"Oh look at the time, three more intelligent plays just closed and THE ADDAMS FAMILY made another million dollars" -Jackie Hoffman, Broadway.com Audience Awards
The artwork is superb. I'm not immediately sold on Owen as Rene, but I'm hoping he surprises me. Will be interesting to see who they get to play Song: whether they go with a relative unknown (as they did with the original) or a more established actor.
"You travel alone because other people are only there to remind you how much that hook hurts that we all bit down on. Wait for that one day we can bite free and get back out there in space where we belong, sail back over water, over skies, into space, the hook finally out of our mouths and we wander back out there in space spawning to other planets never to return hurrah to earth and we'll look back and can't even see these lives here anymore. Only the taste of blood to remind us we ever existed. The earth is small. We're gone. We're dead. We're safe."
-John Guare, Landscape of the Body
A splendid actor and a brilliant director do a revival of a very bad play. Pass.
"If they can get you asking the wrong questions, they don't have to worry about the answers." Thomas Pynchon, GRAVITY'S RAINBOW
"Reality is that which, when you stop believing in it, doesn't go away." Philip K. Dick
My blog: http://www.roscoewrites.blogspot.com/
Not sure about the casting but I am sure that the show has a director who is not known for being of much help to actors or to any storytelling that is not visual,in a show that needs both. I like the art though it is reminiscent of Mercury Fur for no particular reason.
That really is stunning art work , the best I've seen in years
Well I didn't want to get into it, but he's a Satanist.
Every full moon he sacrifices 4 puppies to the Dark Lord and smears their blood on his paino.

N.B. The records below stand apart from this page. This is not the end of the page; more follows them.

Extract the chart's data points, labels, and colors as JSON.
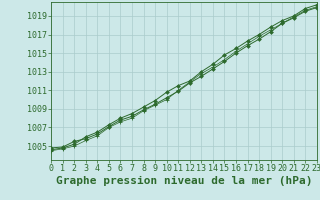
{
  "title": "Graphe pression niveau de la mer (hPa)",
  "bg_color": "#cce8e8",
  "grid_color": "#aacccc",
  "line_color": "#2d6a2d",
  "marker_color": "#2d6a2d",
  "x_values": [
    0,
    1,
    2,
    3,
    4,
    5,
    6,
    7,
    8,
    9,
    10,
    11,
    12,
    13,
    14,
    15,
    16,
    17,
    18,
    19,
    20,
    21,
    22,
    23
  ],
  "line1": [
    1004.8,
    1004.9,
    1005.5,
    1005.8,
    1006.3,
    1007.1,
    1007.8,
    1008.2,
    1008.9,
    1009.5,
    1010.2,
    1010.9,
    1011.8,
    1012.5,
    1013.3,
    1014.1,
    1015.0,
    1015.8,
    1016.5,
    1017.3,
    1018.2,
    1018.8,
    1019.5,
    1019.9
  ],
  "line2": [
    1004.6,
    1004.8,
    1005.2,
    1006.0,
    1006.5,
    1007.3,
    1008.0,
    1008.5,
    1009.2,
    1009.9,
    1010.8,
    1011.5,
    1012.0,
    1013.0,
    1013.8,
    1014.8,
    1015.5,
    1016.3,
    1017.0,
    1017.8,
    1018.5,
    1019.0,
    1019.8,
    1020.2
  ],
  "line3": [
    1004.5,
    1004.7,
    1005.0,
    1005.6,
    1006.1,
    1007.0,
    1007.6,
    1008.0,
    1008.8,
    1009.4,
    1010.0,
    1011.0,
    1011.9,
    1012.8,
    1013.5,
    1014.3,
    1015.2,
    1016.0,
    1016.8,
    1017.5,
    1018.2,
    1018.9,
    1019.6,
    1020.0
  ],
  "ylim": [
    1003.5,
    1020.5
  ],
  "yticks": [
    1005,
    1007,
    1009,
    1011,
    1013,
    1015,
    1017,
    1019
  ],
  "xlim": [
    0,
    23
  ],
  "title_fontsize": 8,
  "tick_fontsize": 6,
  "title_color": "#2d6a2d",
  "spine_color": "#2d6a2d"
}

This should help you understand the score for Wicked a little bit more.
Tazber's: Reply to
Is Stephen Schwartz a Practicing Christian
Roscoe said: "A splendid actor and a brilliant director do a revival of a very bad play. Pass.
"
I meant to delete this because I'm trying to be nicer these days, but I think Roscoe is out of his mind on this one.

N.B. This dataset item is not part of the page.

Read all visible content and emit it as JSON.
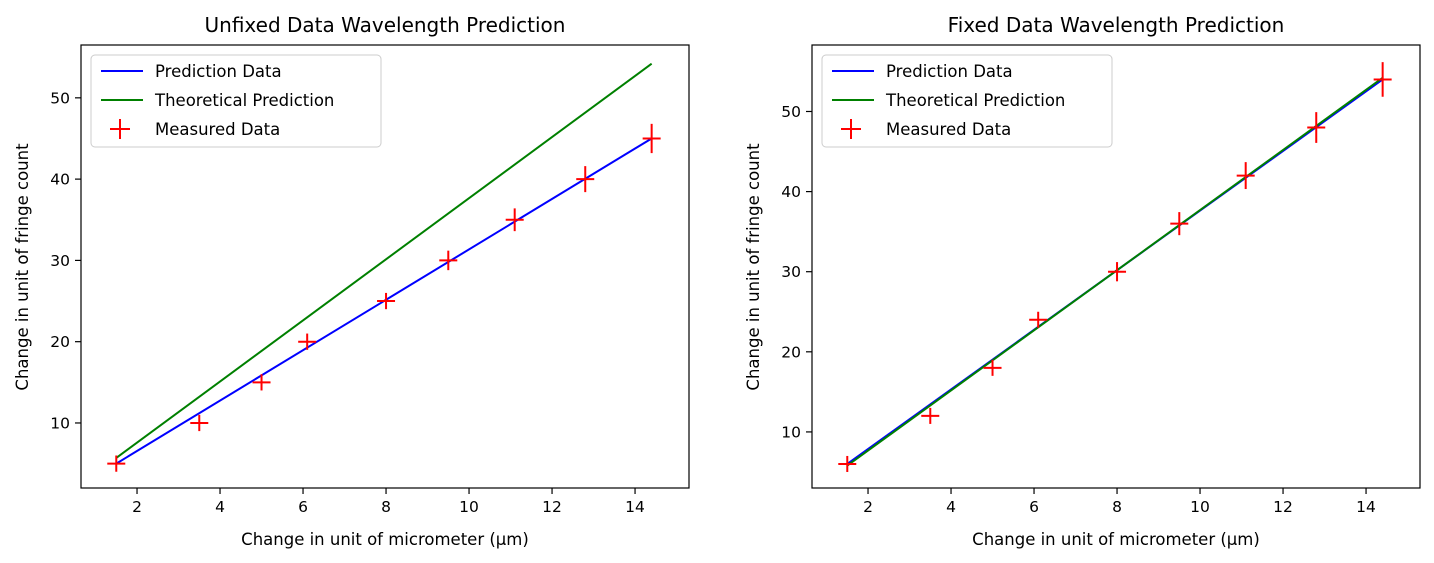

And what could be more timely than a play about how the West meets its downfall because it doesn't bother to understand Eastern cultures?

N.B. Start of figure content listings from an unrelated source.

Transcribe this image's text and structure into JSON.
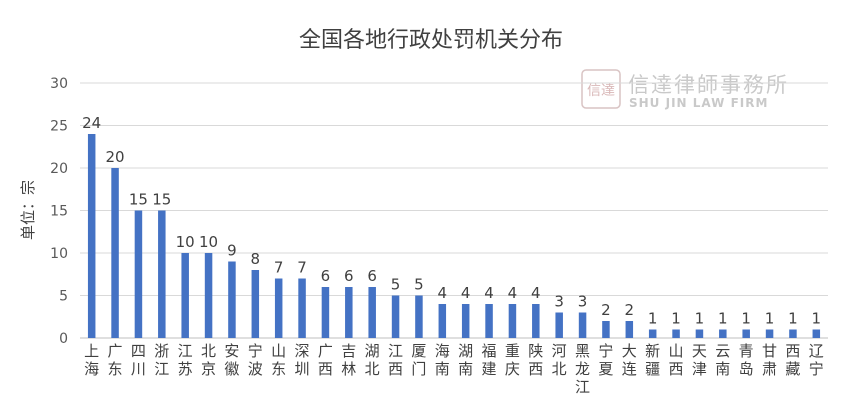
{
  "chart_data": {
    "type": "bar",
    "title": "全国各地行政处罚机关分布",
    "ylabel": "单位：宗",
    "ylim": [
      0,
      30
    ],
    "yticks": [
      0,
      5,
      10,
      15,
      20,
      25,
      30
    ],
    "grid": true,
    "bar_color": "#4472c4",
    "categories": [
      "上海",
      "广东",
      "四川",
      "浙江",
      "江苏",
      "北京",
      "安徽",
      "宁波",
      "山东",
      "深圳",
      "广西",
      "吉林",
      "湖北",
      "江西",
      "厦门",
      "海南",
      "湖南",
      "福建",
      "重庆",
      "陕西",
      "河北",
      "黑龙江",
      "宁夏",
      "大连",
      "新疆",
      "山西",
      "天津",
      "云南",
      "青岛",
      "甘肃",
      "西藏",
      "辽宁"
    ],
    "values": [
      24,
      20,
      15,
      15,
      10,
      10,
      9,
      8,
      7,
      7,
      6,
      6,
      6,
      5,
      5,
      4,
      4,
      4,
      4,
      4,
      3,
      3,
      2,
      2,
      1,
      1,
      1,
      1,
      1,
      1,
      1,
      1
    ]
  },
  "watermark": {
    "seal_text": "信達",
    "name_cn": "信達律師事務所",
    "name_en": "SHU JIN LAW FIRM",
    "color": "#c9c9c9"
  }
}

Please, God, please: save this exquisite play from Julie Taymor.
Absolutely agree that the artwork is cool and I'm sure Taymor approved it. But she'll find a way to f*** it up yet, I fear. She's of the school that confuses directing with painting: she makes images rather than telling stories.
1. Clive Owen is a good actor and will be a box office draw, and Gallimard is probably better played by a "romantic leading man" type than a John Lithgow type.
John Lithgow's performance as Gallimard is the best or one of the best performances I've ever seen in a drama. (His performance in Durang's BEYOND THERAPY is one of the funniest.)
With respect, Baritone, you are misreading the play (and forgetting a key scene). In the locker room scene (with John Getz in the original), Gallimard confesses that he has NEVER been a ladies' man, or even a man's man. He was a wimpy kid who married a plain woman.
And THAT is one of the main reasons he is "fooled" by Song: she plays to his unmet desire to be the "romantic leading man" you mention. (I write "fooled" in quotation marks because Gallimard eventually confesses that maybe he wasn't as clueless as he has told us and himself.)
This isn't to say I am writing off Clive Owen, though he isn't obvious casting to me. Owen isn't all that handsome IMO; his sexiness comes from within and may be tempered with his acting. I hope.
"Gallimard is probably better played by a "romantic leading man" type than a John Lithgow type."
I certainly disagree, but would like to hear why you think that. Gallimard (at least in productions I've seen) is something of a pompous buffoon, not a dreamboat. The film took all theatricality out of the piece, and made it into a rather dull romance, and Irons (I thought) couldn't have been more of a snooze. But Lithgow was riveting in the original rather flamboyant production.
Good call. I am not hugely familiar with the text - I just remember reading it in college and being blown away, and I have seen it on stage only once many years ago.
Maybe they'll give Clive Owen a dorky haircut and glasses? lol.
BTW, this seems like a good play for Taymor to direct. It's supposed to be theatrical and requires more of a Julie Taymor-style director than the kind of director who is basically a glorified acting coach.